LTC Comment:  "Small number?"  Who says?  No one knows because no studies have been done. 

Excerpts:  "Many insurance agents advise all working consumers to buy long-term-care insurance, citing industry statistics showing that six of every 10 claims are from people younger than 65.  And the earlier a person buys it, the cheaper it is. 

"At UnumProvident, a 45-year-old would pay a minimum of $16.38 a month to buy a policy that would provide $2,000 in services, including $1,000 of home health care, each month for three years.  But a 65-year-old would pay at least $59.04 per month for the same policy." 

LTC Comment:  UnumProvident sells mostly group policies for which the average buyers are in their mid-forties.  Their claims experience is not representative, therefore.  But that doesn't mean people shouldn't purchase LTCi early, when its less expensive.  Total premiums to hold a policy from age 55 to age 85 are one-third what they would be to buy the same inflation-protected policy at age 75 and hold it for only ten years.  

Excerpts:  "Financial planners say the policies aren't appropriate for everyone. 

"Long-term-care insurance is necessary only for people who do not want to spend all their assets on their care or want specific nursing home services, said certified financial planner James Russell Parker. 

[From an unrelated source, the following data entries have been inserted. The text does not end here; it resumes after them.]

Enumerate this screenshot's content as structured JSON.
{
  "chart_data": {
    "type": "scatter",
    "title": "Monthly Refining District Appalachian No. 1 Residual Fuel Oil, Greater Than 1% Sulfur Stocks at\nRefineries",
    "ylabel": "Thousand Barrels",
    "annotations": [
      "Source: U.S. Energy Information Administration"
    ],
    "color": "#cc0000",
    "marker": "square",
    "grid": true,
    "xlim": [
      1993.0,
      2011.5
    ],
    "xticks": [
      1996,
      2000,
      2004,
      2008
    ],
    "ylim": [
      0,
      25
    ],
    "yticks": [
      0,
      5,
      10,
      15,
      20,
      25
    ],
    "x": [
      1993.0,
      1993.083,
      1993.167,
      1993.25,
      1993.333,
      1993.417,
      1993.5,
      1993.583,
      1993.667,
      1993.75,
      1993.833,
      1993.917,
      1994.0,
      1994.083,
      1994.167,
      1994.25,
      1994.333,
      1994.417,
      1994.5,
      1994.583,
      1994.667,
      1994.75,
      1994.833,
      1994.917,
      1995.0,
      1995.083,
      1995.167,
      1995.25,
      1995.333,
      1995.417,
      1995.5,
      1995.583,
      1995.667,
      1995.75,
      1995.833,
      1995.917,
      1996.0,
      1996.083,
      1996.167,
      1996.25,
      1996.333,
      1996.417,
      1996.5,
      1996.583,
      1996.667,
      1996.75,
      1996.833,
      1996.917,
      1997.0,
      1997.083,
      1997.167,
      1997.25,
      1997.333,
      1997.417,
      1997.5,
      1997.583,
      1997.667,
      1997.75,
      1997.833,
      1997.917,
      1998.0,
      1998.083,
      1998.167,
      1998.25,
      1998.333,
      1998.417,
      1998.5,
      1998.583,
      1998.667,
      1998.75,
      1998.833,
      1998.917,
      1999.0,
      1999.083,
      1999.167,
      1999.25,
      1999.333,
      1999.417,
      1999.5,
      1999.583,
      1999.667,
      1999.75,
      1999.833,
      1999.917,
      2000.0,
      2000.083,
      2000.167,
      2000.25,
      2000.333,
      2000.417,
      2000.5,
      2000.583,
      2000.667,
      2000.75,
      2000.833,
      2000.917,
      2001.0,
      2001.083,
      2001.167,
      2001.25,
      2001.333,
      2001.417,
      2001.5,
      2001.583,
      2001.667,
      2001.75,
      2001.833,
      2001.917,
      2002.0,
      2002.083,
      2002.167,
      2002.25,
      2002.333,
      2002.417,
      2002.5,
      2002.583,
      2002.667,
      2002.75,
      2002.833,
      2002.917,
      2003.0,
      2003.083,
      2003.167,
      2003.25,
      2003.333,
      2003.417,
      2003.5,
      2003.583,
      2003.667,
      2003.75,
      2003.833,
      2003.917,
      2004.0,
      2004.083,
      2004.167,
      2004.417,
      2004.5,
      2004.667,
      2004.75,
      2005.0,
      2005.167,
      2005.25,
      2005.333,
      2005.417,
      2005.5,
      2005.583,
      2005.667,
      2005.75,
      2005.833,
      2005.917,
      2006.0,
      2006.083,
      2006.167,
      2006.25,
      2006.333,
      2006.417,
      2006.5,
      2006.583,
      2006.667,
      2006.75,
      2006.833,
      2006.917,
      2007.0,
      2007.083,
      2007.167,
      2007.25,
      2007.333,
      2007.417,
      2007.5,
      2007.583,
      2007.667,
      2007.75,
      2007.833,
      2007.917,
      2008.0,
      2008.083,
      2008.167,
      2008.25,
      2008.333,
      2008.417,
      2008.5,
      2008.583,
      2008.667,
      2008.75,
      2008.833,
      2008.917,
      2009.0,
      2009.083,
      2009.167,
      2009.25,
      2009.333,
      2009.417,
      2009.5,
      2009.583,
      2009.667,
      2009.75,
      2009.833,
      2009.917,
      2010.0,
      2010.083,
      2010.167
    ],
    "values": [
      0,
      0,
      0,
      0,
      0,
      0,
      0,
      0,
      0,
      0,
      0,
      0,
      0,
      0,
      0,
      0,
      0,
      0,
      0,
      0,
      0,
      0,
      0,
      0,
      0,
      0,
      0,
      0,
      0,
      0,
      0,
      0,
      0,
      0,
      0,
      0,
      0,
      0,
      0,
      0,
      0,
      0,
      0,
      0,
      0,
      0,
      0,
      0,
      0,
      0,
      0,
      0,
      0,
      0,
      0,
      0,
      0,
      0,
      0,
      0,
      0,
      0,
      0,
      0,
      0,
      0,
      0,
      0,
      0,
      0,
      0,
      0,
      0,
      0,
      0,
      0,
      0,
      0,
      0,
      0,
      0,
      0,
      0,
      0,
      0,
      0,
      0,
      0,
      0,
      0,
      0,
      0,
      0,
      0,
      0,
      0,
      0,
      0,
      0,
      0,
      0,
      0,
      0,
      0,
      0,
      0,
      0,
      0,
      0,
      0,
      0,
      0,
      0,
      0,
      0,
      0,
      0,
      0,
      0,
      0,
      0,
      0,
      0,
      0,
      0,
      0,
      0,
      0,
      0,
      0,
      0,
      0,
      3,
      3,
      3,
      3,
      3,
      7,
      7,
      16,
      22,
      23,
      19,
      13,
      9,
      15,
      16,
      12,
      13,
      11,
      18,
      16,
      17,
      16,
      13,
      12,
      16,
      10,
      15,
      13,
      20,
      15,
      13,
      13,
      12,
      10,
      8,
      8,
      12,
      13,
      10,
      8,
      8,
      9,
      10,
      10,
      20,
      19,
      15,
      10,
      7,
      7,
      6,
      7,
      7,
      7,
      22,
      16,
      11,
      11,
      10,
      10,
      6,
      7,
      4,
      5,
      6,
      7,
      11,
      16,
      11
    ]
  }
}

"'If you are not married or don't have a whole lot of assets to protect, then you don't need to buy it,' said Parker, of Preservation Wealth Management Group. . . ." 

LTC Comment:  That is terrible advice, arguably malpractice.  Such advice comes from advisors who do not understand long-term care.  The main reason to have long-term care insurance is not asset protection.  Medicaid planners offer that for a few thousand dollars after the insurable event occurs.  The value added with a private long-term care insurance policy is the financial wherewithal to maintain independence and to command red-carpet access to top-quality care at the level and in the setting of one's choice.  The only other choices are to pay for quality care from your own savings or rely on Medicaid, a public assistance program already struggling financially that is unsustainable in the future unless reformed to control eligibility much more tightly. 

Excerpts:  "To get millions more Texans to buy long-term-care insurance, the state needs to offer incentives for private employers to offer it as a benefit, said Jerry Mathis, a chartered financial consultant and co-owner of MAR Financial Group. 

"And many more individuals would buy the coverage on their own if federal tax laws provided a direct deduction, he said.  Now, taxpayers can deduct medical expenses only if they exceed 7.5 percent of adjusted gross income. 

"Long-term-care researcher Stephen Moses says state legislators also will have to toughen enforcement of laws that require estates to refund Medicaid costs if families hide assets. 

"'If I don't feel pressured to buy long-term-care insurance by a strong estate recovery and lien program, I'm not going to feel any greater need to buy long-term care,' he said." 

LTC Comment:  As worthwhile as education and incentives are to get the public concerned about long-term care and buying private insurance coverage for it, little will happen as long as the public can ignore the risk of long-term care, avoid the premiums, wait to see if they ever need expensive long-term care, and if they do, pass the cost on to the government.  

That's the main flaw in the existing system that must be fixed.  But therein lies the political dilemma.  We can't afford to go on paying for long-term care for everyone through Medicaid, but we can't stop doing it without dire political ramifications.  Such is the policy tightrope responsible public officials must somehow cross to get from one side of this fiscal chasm to the other.